Avusturya`nın Linz şehrindeki Kızılhaç Kan Merkezinde bir bayan doktorun, `İslam`ın devlet dini olduğu ülkelerden gelenler en azından hepatit B hastası oluyor.` diyerek İslam Cemaati IRG isimli derneğin kan bağışı kampanyasına karşı çıktı. IRG çalışanlarından Aysun Özdemir, bu sözleri duyunca şok olduğunu ve bir Avusturyalı olarak bu ülkede nasıl İslam inancına ayrımcılık yapıldığını birebir hissettiğini belirtti.
Özdemir, sözkonusu doktorla 5 Şubat günü telefonla görüştüğünü ve bu sözlerini eleştirerek insanların dini ve etnik kökenlerine dayanarak bu hastalıkla ilişkilindirilemeyeceğini, bunun çok peşin hükümlülük olduğunu ve İslam`ın bununla bir ilgisinin olamayacağını ifade ettiğini bildirdi.
Ancak İslam ülkelerinden gelenlerin bu hastalığa yakalandığının bir gerçek olduğunu iddia eden bayan doktor, Özdemir`in kendisinin böyle bir hastalığı bulunmadığını, IRG`nin bir Avusturya kurumu olduğunu ve üyelerinin de Avusturyalı Müslümanlar olduğunu söylemesini duymazlıktan geldi.
Özdemir`in daha sonra 25 yaşında olduğunu ve 23 seneden beri Avusturya`da yaşadığını belirterek, niçin Avusturya`daki Müslümanları diğer ülkelerle ilintilendirdiğini sorması karşısında, bayan doktor bazı araştırmalar yaptıklarını belirtti. Özdemir bu araştırmaları kendisine göndermesini istedi. Avusturyalı doktor da kendisine Türk araştırmacıların Türkiye`deki durumu ortaya koyan araştırma sonuçlarını gönderdi. Fakat Özdemir, bu araştırma sonuçlarının kendileri gibi Avusturya`da yaşayan Müslümanları neden ilgilendirdiğini hala anlayamadığını söyledi.
IRG Başkanı Murat Başer de konuyla ilgili basına yaptığı açıklamada geçen sene Viyana`da aynı şekilde bir kan bağışı kampanyası yapıldığını ve hiçbir problem yaşanmadığını belirtti.
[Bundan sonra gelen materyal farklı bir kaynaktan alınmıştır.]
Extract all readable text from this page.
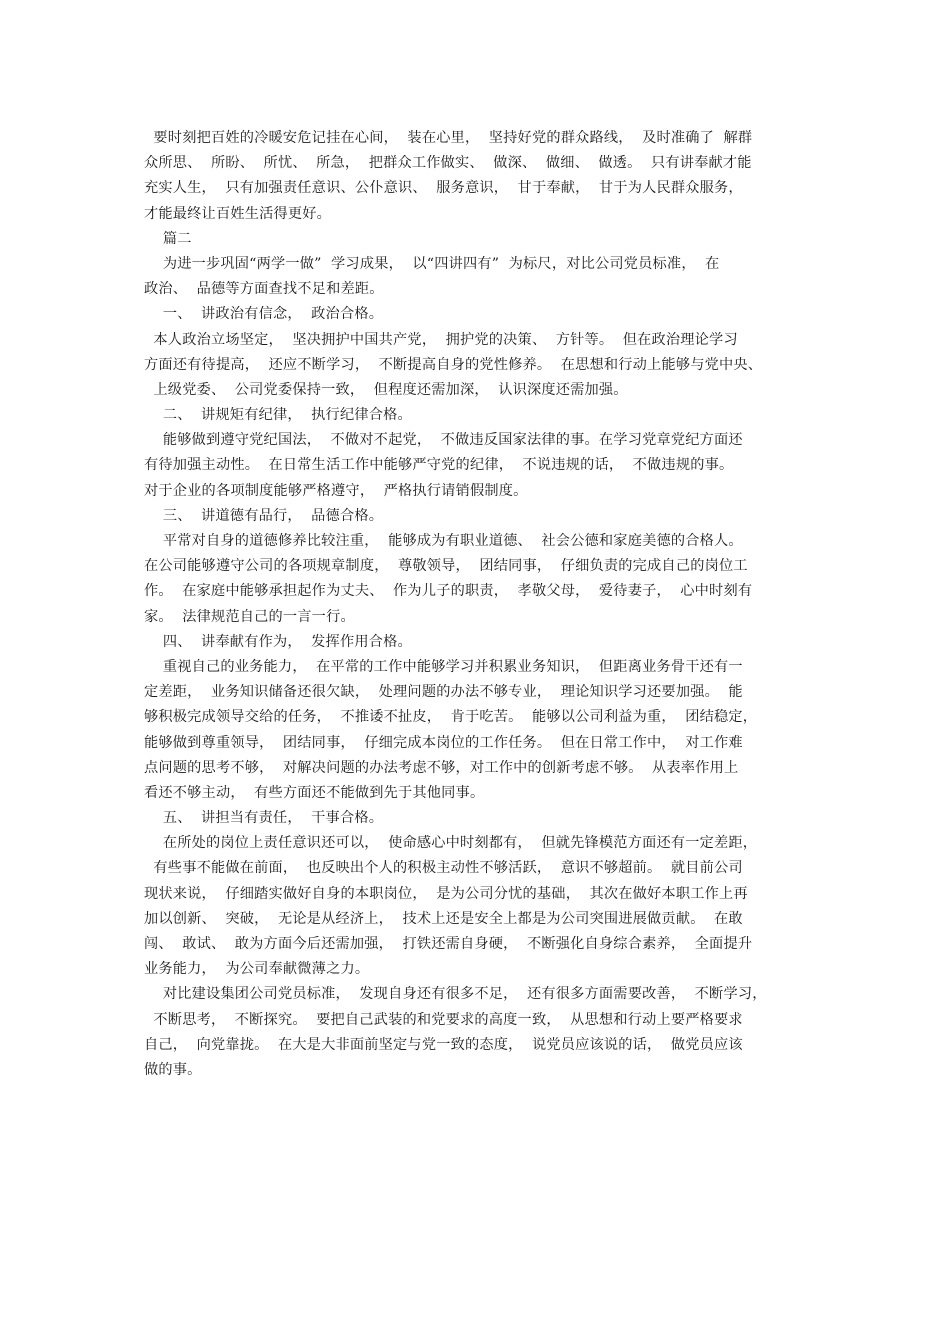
要时刻把百姓的冷暖安危记挂在心间，  装在心里，  坚持好党的群众路线，  及时准确了  解群
众所思、  所盼、  所忧、  所急，  把群众工作做实、  做深、  做细、  做透。  只有讲奉献才能
充实人生，  只有加强责任意识、公仆意识、  服务意识，  甘于奉献，  甘于为人民群众服务，
才能最终让百姓生活得更好。
篇二
为进一步巩固“两学一做”  学习成果，  以“四讲四有”  为标尺，对比公司党员标准，  在
政治、  品德等方面查找不足和差距。
一、  讲政治有信念，  政治合格。
本人政治立场坚定，  坚决拥护中国共产党，  拥护党的决策、  方针等。  但在政治理论学习
方面还有待提高，  还应不断学习，  不断提高自身的党性修养。  在思想和行动上能够与党中央、
上级党委、  公司党委保持一致，  但程度还需加深，  认识深度还需加强。
二、  讲规矩有纪律，  执行纪律合格。
能够做到遵守党纪国法，  不做对不起党，  不做违反国家法律的事。在学习党章党纪方面还
有待加强主动性。  在日常生活工作中能够严守党的纪律，  不说违规的话，  不做违规的事。
对于企业的各项制度能够严格遵守，  严格执行请销假制度。
三、  讲道德有品行，  品德合格。
平常对自身的道德修养比较注重，  能够成为有职业道德、  社会公德和家庭美德的合格人。
在公司能够遵守公司的各项规章制度，  尊敬领导，  团结同事，  仔细负责的完成自己的岗位工
作。  在家庭中能够承担起作为丈夫、  作为儿子的职责，  孝敬父母，  爱待妻子，  心中时刻有
家。  法律规范自己的一言一行。
四、  讲奉献有作为，  发挥作用合格。
重视自己的业务能力，  在平常的工作中能够学习并积累业务知识，  但距离业务骨干还有一
定差距，  业务知识储备还很欠缺，  处理问题的办法不够专业，  理论知识学习还要加强。  能
够积极完成领导交给的任务，  不推诿不扯皮，  肯于吃苦。  能够以公司利益为重，  团结稳定，
能够做到尊重领导，  团结同事，  仔细完成本岗位的工作任务。  但在日常工作中，  对工作难
点问题的思考不够，  对解决问题的办法考虑不够，对工作中的创新考虑不够。  从表率作用上
看还不够主动，  有些方面还不能做到先于其他同事。
五、  讲担当有责任，  干事合格。
在所处的岗位上责任意识还可以，  使命感心中时刻都有，  但就先锋模范方面还有一定差距，
有些事不能做在前面，  也反映出个人的积极主动性不够活跃，  意识不够超前。  就目前公司
现状来说，  仔细踏实做好自身的本职岗位，  是为公司分忧的基础，  其次在做好本职工作上再
加以创新、  突破，  无论是从经济上，  技术上还是安全上都是为公司突围进展做贡献。  在敢
闯、  敢试、  敢为方面今后还需加强，  打铁还需自身硬，  不断强化自身综合素养，  全面提升
业务能力，  为公司奉献微薄之力。
对比建设集团公司党员标准，  发现自身还有很多不足，  还有很多方面需要改善，  不断学习，
不断思考，  不断探究。  要把自己武装的和党要求的高度一致，  从思想和行动上要严格要求
自己，  向党靠拢。  在大是大非面前坚定与党一致的态度，  说党员应该说的话，  做党员应该
做的事。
Başer, o zamanki kampanyanın örnek teşkil etmesi için Kızılhaç`ın internet sitesinde bile yeraldığını, Linz`deki tutumun kabul edilemez olduğunu söyledi.
Linz Kızılhaç Kan Merkezi yöneticisi Christian Gabriel, dinin tercih kriteri olarak kurumları tarafından kesinlikle kabul edilmediğini temin ederek, kendileri için önemli olanın kan bağışı yapacak kişinin tıbbi bakımdan problemsiz olmasının yeterli olduğunu belirtti. Gabriel, güney Avrupa ülkelerinden gelen birçok insanda hepatit B bulunduğunun bir gerçek olduğunu, ancak bunun kendileri tarafından tamamen değersiz görüldüğünü kaydetti.
Gabriel, şahsi olarak herkesin gelip kan verebileceğini, ancak derneklerden kan almaya son zamanlarda mesafeli durduklarını, daha önce alınan birçok kanı imha etmek zorunda kaldıklarını söyledi. Gabriel, Başer`le görüşerek durumu kendisine izah edeceğini bildirdi. Başka derneklerin bu durumu anlayışla karşıladıklarını öne sürdü.